第70話 闇の賢者に対する歓迎
その後、兵士の案内で王都内へと踏み込む。
警戒する彼らは我々を包囲しながら進み始めた。
いつでも攻撃できるように武器を握っており、微塵も信頼されていないのが分かる。
門前で戦いが起こらなかったのは、下手に刺激すべきではないと思われたからだろう。
表向きは強大な力を持つ闇の賢者なのだ。
少数の兵士が敵うはずもなく、捨て身で仕掛けようとは考えないはずである。
(或いは国王が案内するように事前伝達を行っていたのか)
可能性としては高い。
真相を明らかにするため、兵士の記憶を調べておきたいところだが、ここは穏便に進めたいので自重する。
それがエイダの方針なのだ。
勝手に崩すわけにはいかなかった。
大通りを進む中、四方八方から罵声が飛んでくる。
王都の民によるものだ。
彼らは容赦なく石を投げ付けてくる。
慌てて兵士達が止めているも数が多すぎて間に合っていない。
エイダに当たりそうな分はルナが弾いていた。
渦中の人間であるエイダは、手を広げて呑気に笑う。
「ははは、王都でも私は人気者だね。皆が注目しているよ」
「誰に対する嫌味だ」
「嫌味じゃないよ。本心からの言葉さ。どんな形であれ、才覚を持つ人間は存在を周知させる。
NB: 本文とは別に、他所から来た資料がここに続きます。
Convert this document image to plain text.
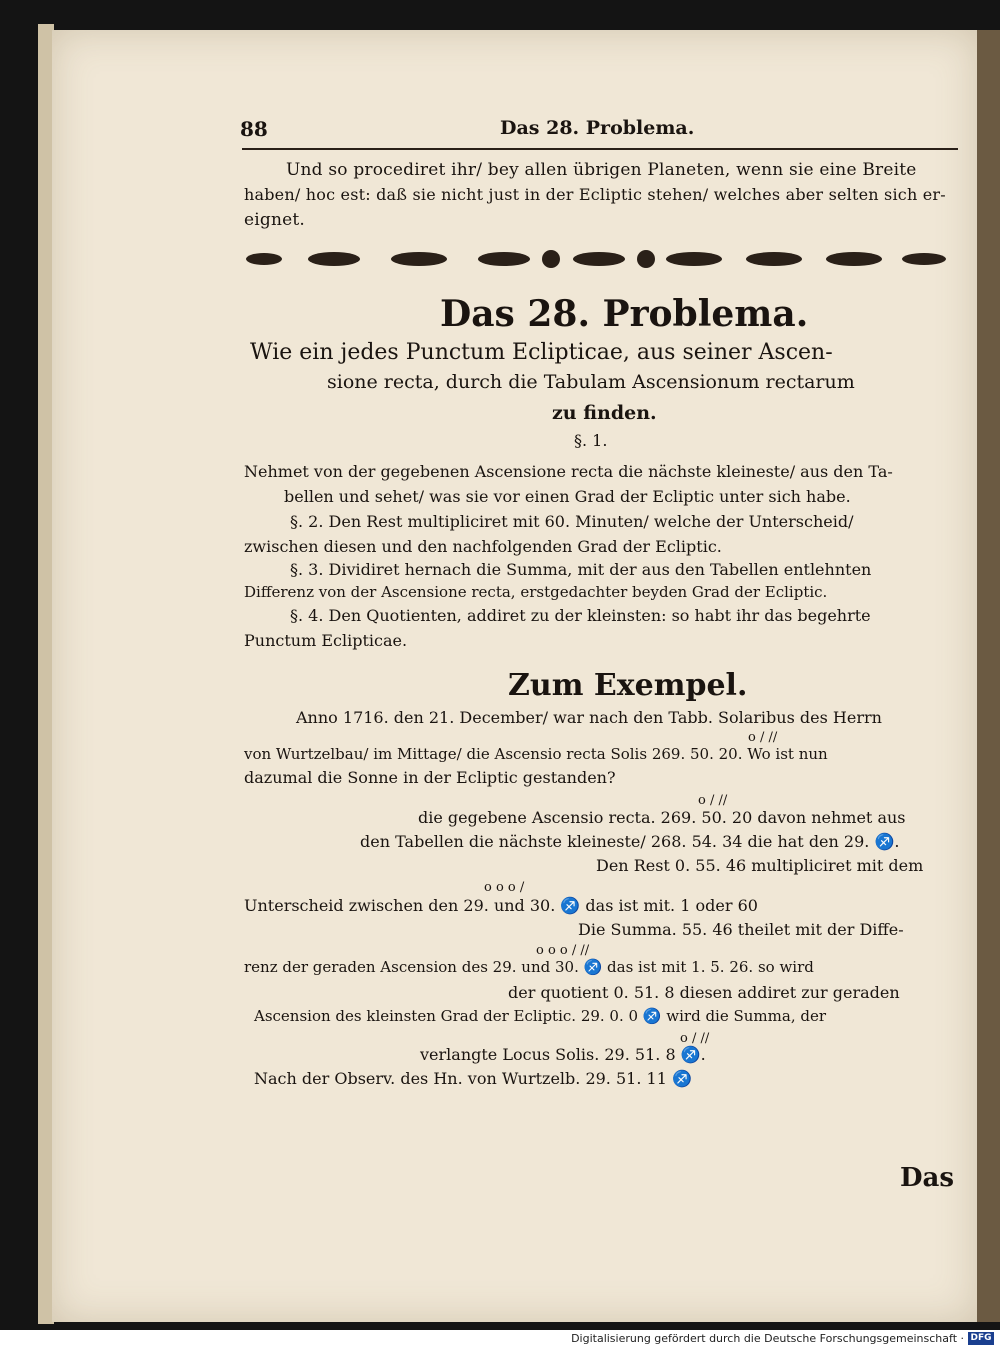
88	Das 28. Problema.
Und so procediret ihr/ bey allen übrigen Planeten, wenn sie eine Breite
haben/ hoc est: daß sie nicht just in der Ecliptic stehen/ welches aber selten sich er-
eignet.
Das 28. Problema.
Wie ein jedes Punctum Eclipticae, aus seiner Ascen-
sione recta, durch die Tabulam Ascensionum rectarum
zu finden.
§. 1.
Nehmet von der gegebenen Ascensione recta die nächste kleineste/ aus den Ta-
bellen und sehet/ was sie vor einen Grad der Ecliptic unter sich habe.
§. 2. Den Rest multipliciret mit 60. Minuten/ welche der Unterscheid/
zwischen diesen und den nachfolgenden Grad der Ecliptic.
§. 3. Dividiret hernach die Summa, mit der aus den Tabellen entlehnten
Differenz von der Ascensione recta, erstgedachter beyden Grad der Ecliptic.
§. 4. Den Quotienten, addiret zu der kleinsten: so habt ihr das begehrte
Punctum Eclipticae.
Zum Exempel.
Anno 1716. den 21. December/ war nach den Tabb. Solaribus des Herrn
o / //
von Wurtzelbau/ im Mittage/ die Ascensio recta Solis 269. 50. 20. Wo ist nun
dazumal die Sonne in der Ecliptic gestanden?
o / //
die gegebene Ascensio recta. 269. 50. 20 davon nehmet aus
den Tabellen die nächste kleineste/ 268. 54. 34 die hat den 29. ♐.
Den Rest 0. 55. 46 multipliciret mit dem
o o o /
Unterscheid zwischen den 29. und 30. ♐ das ist mit. 1 oder 60
Die Summa. 55. 46 theilet mit der Diffe-
o o o / //
renz der geraden Ascension des 29. und 30. ♐ das ist mit 1. 5. 26. so wird
der quotient 0. 51. 8 diesen addiret zur geraden
Ascension des kleinsten Grad der Ecliptic. 29. 0. 0 ♐ wird die Summa, der
o / //
verlangte Locus Solis. 29. 51. 8 ♐.
Nach der Observ. des Hn. von Wurtzelb. 29. 51. 11 ♐
Das
Digitalisierung gefördert durch die Deutsche Forschungsgemeinschaft · DFG
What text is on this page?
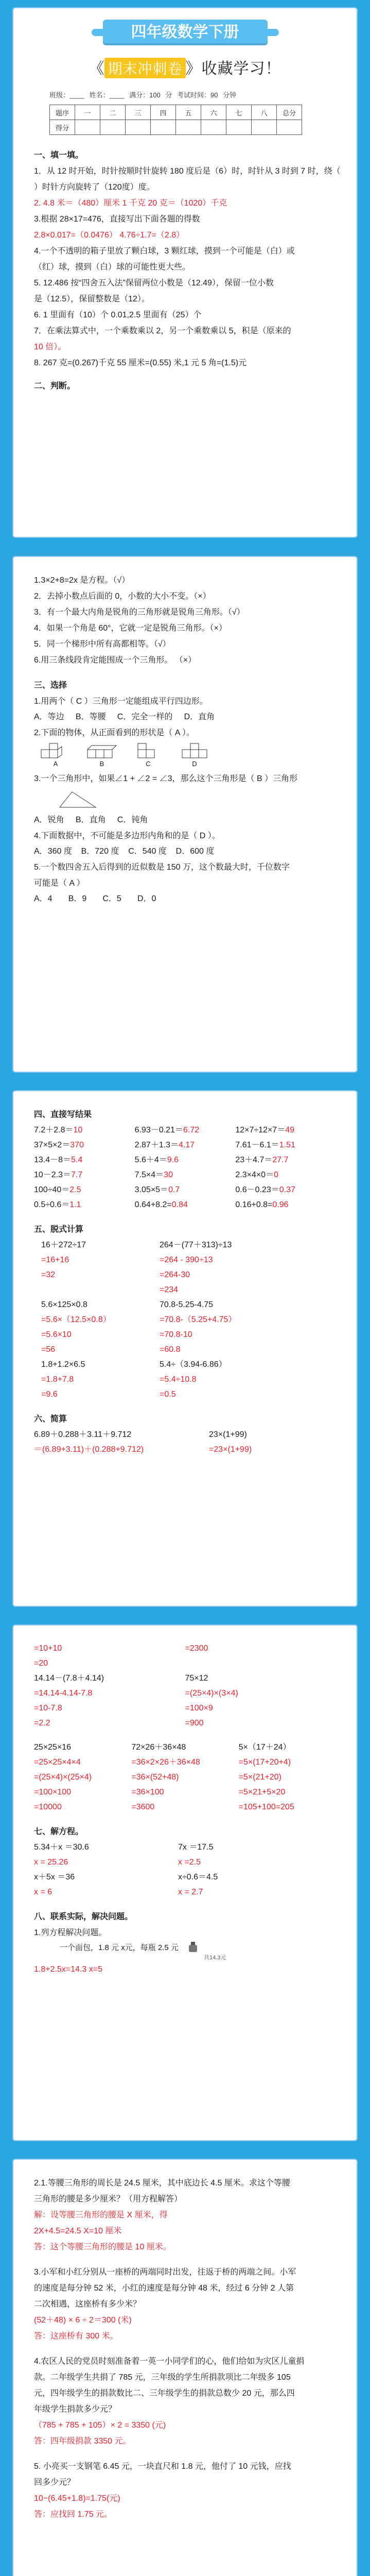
四年级数学下册
《 期末冲刺卷 》收藏学习！
班级：____ 姓名：____ 满分：100 分 考试时间：90 分钟
题序	一	二	三	四	五	六	七	八	总分
得分									
一、填一填。
1．从 12 时开始，时针按顺时针旋转 180 度后是（6）时，时针从 3 时到 7 时，绕（
）时针方向旋转了（120度）度。
2. 4.8 米＝（480）厘米 1 千克 20 克＝（1020）千克
3.根据 28×17=476，直接写出下面各题的得数
2.8×0.017=（0.0476） 4.76÷1.7=（2.8）
4.一个不透明的箱子里放了颗白球，3 颗红球，摸到一个可能是（白）或
（红）球，摸到（白）球的可能性更大些。
5. 12.486 按“四舍五入法”保留两位小数是（12.49），保留一位小数
是（12.5），保留整数是（12）。
6. 1 里面有（10）个 0.01,2.5 里面有（25）个
7．在乘法算式中，一个乘数乘以 2，另一个乘数乘以 5，积是（原来的
10 倍）。
8. 267 克=(0.267)千克 55 厘米=(0.55) 米,1 元 5 角=(1.5)元
二、判断。
1.3×2+8=2x 是方程。（√）
2．去掉小数点后面的 0，小数的大小不变。（×）
3．有一个最大内角是锐角的三角形就是锐角三角形。（√）
4．如果一个角是 60°，它就一定是锐角三角形。（×）
5．同一个梯形中所有高都相等。（√）
6.用三条线段肯定能围成一个三角形。 （×）
三、选择
1.用两个（ C ）三角形一定能组成平行四边形。
A．等边     B．等腰     C．完全一样的     D．直角
2.下面的物体，从正面看到的形状是（ A ）。
A	B	C	D
3.一个三角形中，如果∠1 + ∠2 = ∠3，那么这个三角形是（ B ）三角形
A．锐角     B．直角     C．钝角
4.下面数据中，不可能是多边形内角和的是（ D ）。
A．360 度    B．720 度    C．540 度    D．600 度
5.一个数四舍五入后得到的近似数是 150 万，这个数最大时，千位数字
可能是（ A ）
A．4       B．9       C．5       D．0
四、直接写结果
7.2＋2.8＝10	6.93－0.21＝6.72	12×7÷12×7＝49
37×5×2＝370	2.87＋1.3＝4.17	7.61－6.1＝1.51
13.4－8＝5.4	5.6＋4＝9.6	23＋4.7＝27.7
10－2.3＝7.7	7.5×4＝30	2.3×4×0＝0
100÷40＝2.5	3.05×5＝0.7	0.6－0.23＝0.37
0.5÷0.6＝1.1	0.64+8.2=0.84	0.16+0.8=0.96
五、脱式计算
16＋272÷17	264－(77＋313)÷13
=16+16	=264 - 390÷13
=32	=264-30
=234
5.6×125×0.8	70.8-5.25-4.75
=5.6×（12.5×0.8）	=70.8-（5.25+4.75）
=5.6×10	=70.8-10
=56	=60.8
1.8+1.2×6.5	5.4÷（3.94-6.86）
=1.8+7.8	=5.4÷10.8
=9.6	=0.5
六、简算
6.89＋0.288＋3.11＋9.712	23×(1+99)
＝(6.89+3.11)＋(0.288+9.712)	=23×(1+99)
=10+10	=2300
=20
14.14－(7.8＋4.14)	75×12
=14.14-4.14-7.8	=(25×4)×(3×4)
=10-7.8	=100×9
=2.2	=900
25×25×16	72×26＋36×48	5×（17＋24）
=25×25×4×4	=36×2×26＋36×48	=5×(17+20+4)
=(25×4)×(25×4)	=36×(52+48)	=5×(21+20)
=100×100	=36×100	=5×21+5×20
=10000	=3600	=105+100=205
七、解方程。
5.34＋x ＝30.6	7x ＝17.5
x = 25.26	x =2.5
x＋5x ＝36	x÷0.6＝4.5
x = 6	x = 2.7
八、联系实际，解决问题。
1.列方程解决问题。
一个面包，1.8 元 x元，每瓶 2.5 元
共14.3元
1.8+2.5x=14.3 x=5
2.1.等腰三角形的周长是 24.5 厘米，其中底边长 4.5 厘米。求这个等腰
三角形的腰是多少厘米？（用方程解答）
解：设等腰三角形的腰是 X 厘米，得
2X+4.5=24.5 X=10 厘米
答：这个等腰三角形的腰是 10 厘米。
3.小军和小红分别从一座桥的两端同时出发，往返于桥的两端之间。小军
的速度是每分钟 52 米，小红的速度是每分钟 48 米，经过 6 分钟 2 人第
二次相遇，这座桥有多少米？
(52＋48) × 6 ÷ 2＝300 (米)
答：这座桥有 300 米。
4.农区人民的党员时刻准备着一英一小同学们的心，他们给如为灾区儿童捐
款。二年级学生共捐了 785 元，三年级的学生所捐款项比二年级多 105
元，四年级学生的捐款数比二、三年级学生的捐款总数少 20 元，那么四
年级学生捐款多少元？
（785 + 785 + 105）× 2 = 3350 (元)
答：四年级捐款 3350 元。
5. 小亮买一支钢笔 6.45 元，一块直尺和 1.8 元，他付了 10 元钱，应找
回多少元？
10−(6.45+1.8)=1.75(元)
答：应找回 1.75 元。
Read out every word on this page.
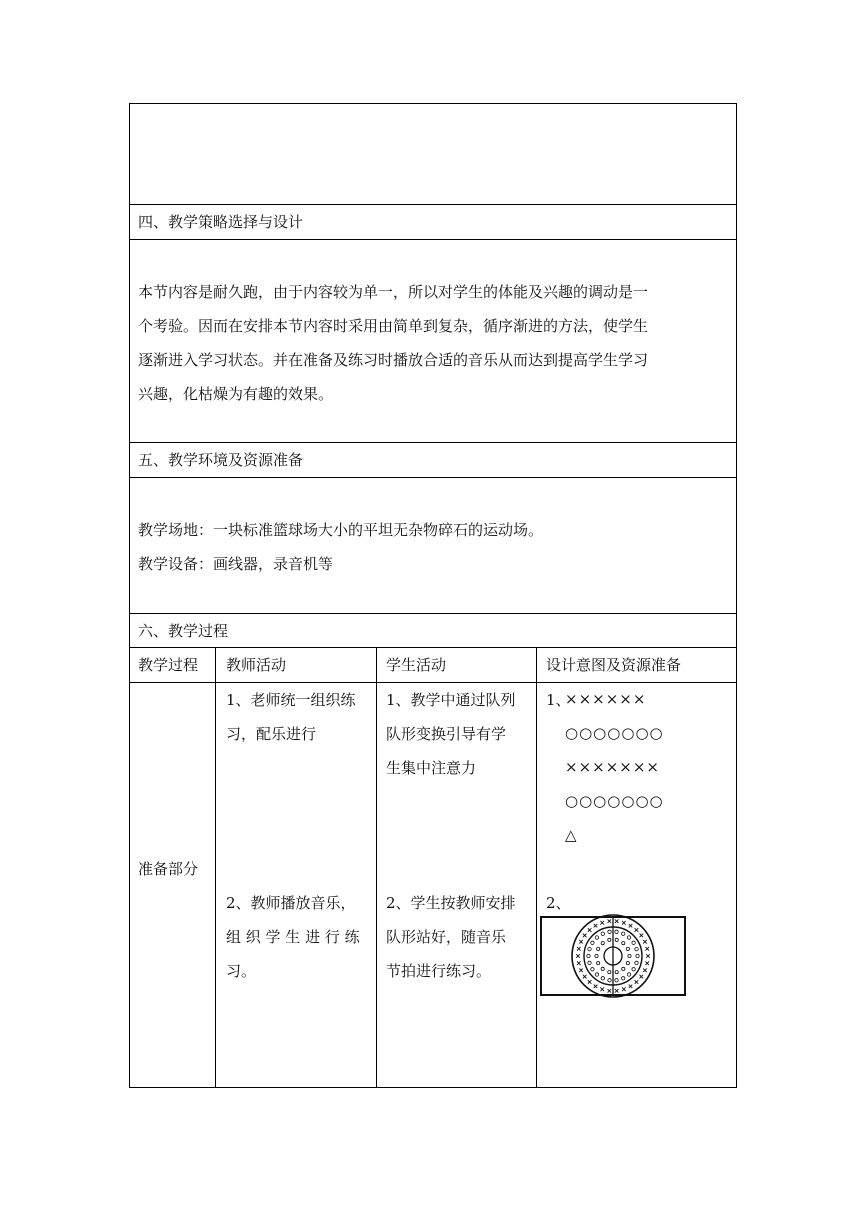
四、教学策略选择与设计
本节内容是耐久跑，由于内容较为单一，所以对学生的体能及兴趣的调动是一
个考验。因而在安排本节内容时采用由简单到复杂，循序渐进的方法，使学生
逐渐进入学习状态。并在准备及练习时播放合适的音乐从而达到提高学生学习
兴趣，化枯燥为有趣的效果。
五、教学环境及资源准备
教学场地：一块标准篮球场大小的平坦无杂物碎石的运动场。
教学设备：画线器，录音机等
六、教学过程
教学过程 教师活动	学生活动	设计意图及资源准备
准备部分
1、老师统一组织练
习，配乐进行
2、教师播放音乐，
组 织 学 生 进 行 练
习。
1、教学中通过队列
队形变换引导有学
生集中注意力
2、学生按教师安排
队形站好，随音乐
节拍进行练习。
1、
××××××
○○○○○○○
×××××××
○○○○○○○
△
2、
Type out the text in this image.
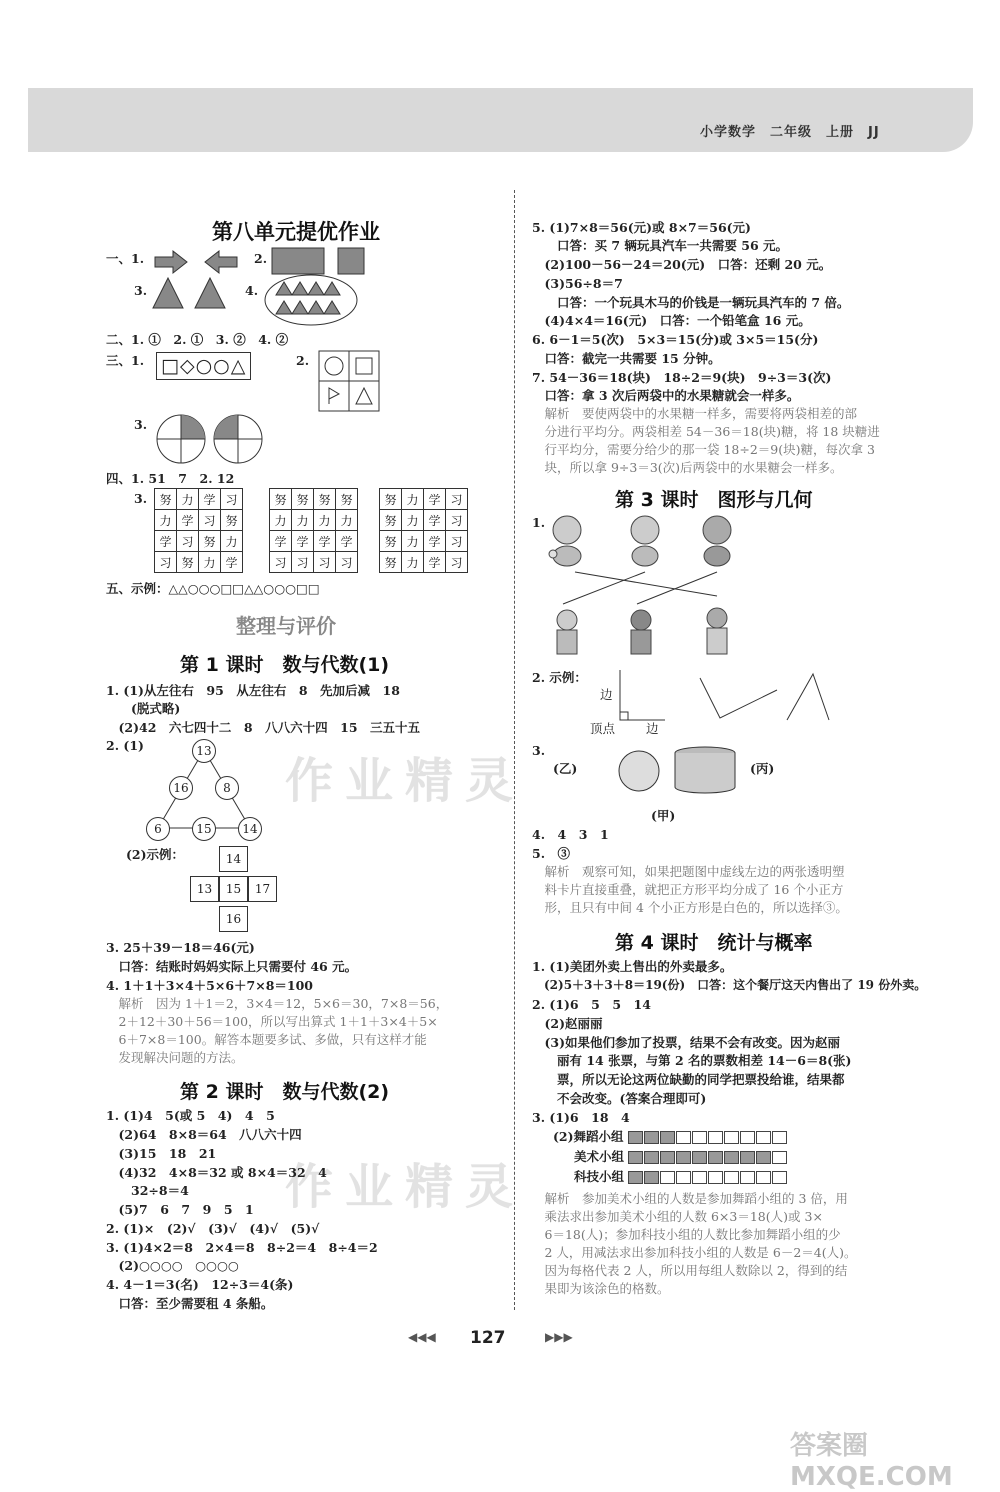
小学数学　二年级　上册　JJ
作业精灵
作业精灵
第八单元提优作业
一、1.	2.
3.	4.
二、1. ①　2. ①　3. ②　4. ②
三、1. □◇○○△	2.
3.
四、1. 51　7　2. 12
3. 努	力	学	习
力	学	习	努
学	习	努	力
习	努	力	学
努	努	努	努
力	力	力	力
学	学	学	学
习	习	习	习
努	力	学	习
努	力	学	习
努	力	学	习
努	力	学	习
五、示例：△△○○○□□△△○○○□□
整理与评价
第 1 课时　数与代数(1)
1. (1)从左往右　95　从左往右　8　先加后减　18
　　(脱式略)
　(2)42　六七四十二　8　八八六十四　15　三五十五
2. (1)	13
16	8
6	15	14
(2)示例：	14
13	15	17
16
3. 25＋39－18＝46(元)
　口答：结账时妈妈实际上只需要付 46 元。
4. 1＋1＋3×4＋5×6＋7×8＝100
　解析　因为 1＋1＝2，3×4＝12，5×6＝30，7×8＝56，
　2＋12＋30＋56＝100，所以写出算式 1＋1＋3×4＋5×
　6＋7×8＝100。解答本题要多试、多做，只有这样才能
　发现解决问题的方法。
第 2 课时　数与代数(2)
1. (1)4　5(或 5　4)　4　5
　(2)64　8×8＝64　八八六十四
　(3)15　18　21
　(4)32　4×8＝32 或 8×4＝32　4
　　32÷8＝4
　(5)7　6　7　9　5　1
2. (1)×　(2)√　(3)√　(4)√　(5)√
3. (1)4×2＝8　2×4＝8　8÷2＝4　8÷4＝2
　(2)○○○○　○○○○
4. 4－1＝3(名)　12÷3＝4(条)
　口答：至少需要租 4 条船。
5. (1)7×8＝56(元)或 8×7＝56(元)
　　口答：买 7 辆玩具汽车一共需要 56 元。
　(2)100－56－24＝20(元)　口答：还剩 20 元。
　(3)56÷8＝7
　　口答：一个玩具木马的价钱是一辆玩具汽车的 7 倍。
　(4)4×4＝16(元)　口答：一个铅笔盒 16 元。
6. 6－1＝5(次)　5×3＝15(分)或 3×5＝15(分)
　口答：截完一共需要 15 分钟。
7. 54－36＝18(块)　18÷2＝9(块)　9÷3＝3(次)
　口答：拿 3 次后两袋中的水果糖就会一样多。
　解析　要使两袋中的水果糖一样多，需要将两袋相差的部
　分进行平均分。两袋相差 54－36＝18(块)糖，将 18 块糖进
　行平均分，需要分给少的那一袋 18÷2＝9(块)糖，每次拿 3
　块，所以拿 9÷3＝3(次)后两袋中的水果糖会一样多。
第 3 课时　图形与几何
1.
2. 示例：
边
顶点 边
3.
(乙)	(丙)
(甲)
4.　4　3　1
5.　③
　解析　观察可知，如果把题图中虚线左边的两张透明塑
　料卡片直接重叠，就把正方形平均分成了 16 个小正方
　形，且只有中间 4 个小正方形是白色的，所以选择③。
第 4 课时　统计与概率
1. (1)美团外卖上售出的外卖最多。
　(2)5＋3＋3＋8＝19(份)　口答：这个餐厅这天内售出了 19 份外卖。
2. (1)6　5　5　14
　(2)赵丽丽
　(3)如果他们参加了投票，结果不会有改变。因为赵丽
　　丽有 14 张票，与第 2 名的票数相差 14－6＝8(张)
　　票，所以无论这两位缺勤的同学把票投给谁，结果都
　　不会改变。(答案合理即可)
3. (1)6　18　4
(2)舞蹈小组
美术小组
科技小组
　解析　参加美术小组的人数是参加舞蹈小组的 3 倍，用
　乘法求出参加美术小组的人数 6×3＝18(人)或 3×
　6＝18(人)；参加科技小组的人数比参加舞蹈小组的少
　2 人，用减法求出参加科技小组的人数是 6－2＝4(人)。
　因为每格代表 2 人，所以用每组人数除以 2，得到的结
　果即为该涂色的格数。
◀◀◀ 127	▶▶▶
答案圈　MXQE.COM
今の私は汚名のようだがね」
エイダは爽やかな表情で述べる。
皮肉が込められているのは明らかだが、それを言及する者はいない。
民衆の罵詈雑言のせいで、近くにいる兵士達も会話内容を聞き取れていないだろう。
ちょうどいいので気になっていたことをエイダに尋ねる。
「今更だがこの方法で良かったのか。気付かれないのは不可能にしろ、内密に進めていくこともできたはずだ。こうして姿を晒して連行されることで、闇の賢者という評判は拭い難くなった」
「別に構わないよ。やましいことなんて無いのだから。誠実にいこうじゃないか」
エイダは躊躇いなく言った。
さすがに看過できなかったので即座に指摘する。
「やましいことはあるだろう。とぼけるな」
「ふふ、そうだったね」
エイダは思い出したように笑って舌を出す。
本気か冗談か。
彼女の演技は判断し難い部分がある。
その隣で石を防ぎ続けるルナが顔を顰めた。
彼女は民衆の隠れる建物を凝視しながら問う。
「見せしめに何人か殺しちゃう? エイダちゃんを馬鹿にするのは許せないよ」
「いや、大丈夫だよ。気遣ってくれてありがとう。彼らは情報に踊らされているけど、悪意があってやっているわけじゃない。ただ怖いんだ」
エイダがルナの頭を撫でる。
ルナはそれだけで目を細めて大人しくなった。
まるで小動物のようだ。
全方位から投げかけられる敵意を受けて、エイダは静かに語る。
「特別な力を持つ君達と違って、私は平凡な一般人だ。だから彼らの気持ちが分かる。無知は不安と恐怖を生み、さらには憎悪と拒絶を引き出す。自分達では何も抗えず、かと言って黙っていることもできないから、ああやって心を紛らわせているんだ」
「……なんだか、かわいそうだね」
ルナの率直な感想を聞いて、エイダは小さく苦笑した。
それから彼女は頷く。
「否定はしないよ。彼らの行動は間違いなく愚かだ。だけど同情の余地もあるということだね、うん」
エイダの横顔には様々な感情が揺らいでいた。
その正体は図れない。
彼女の見据える先に何があるのか、尚更に興味が湧いた。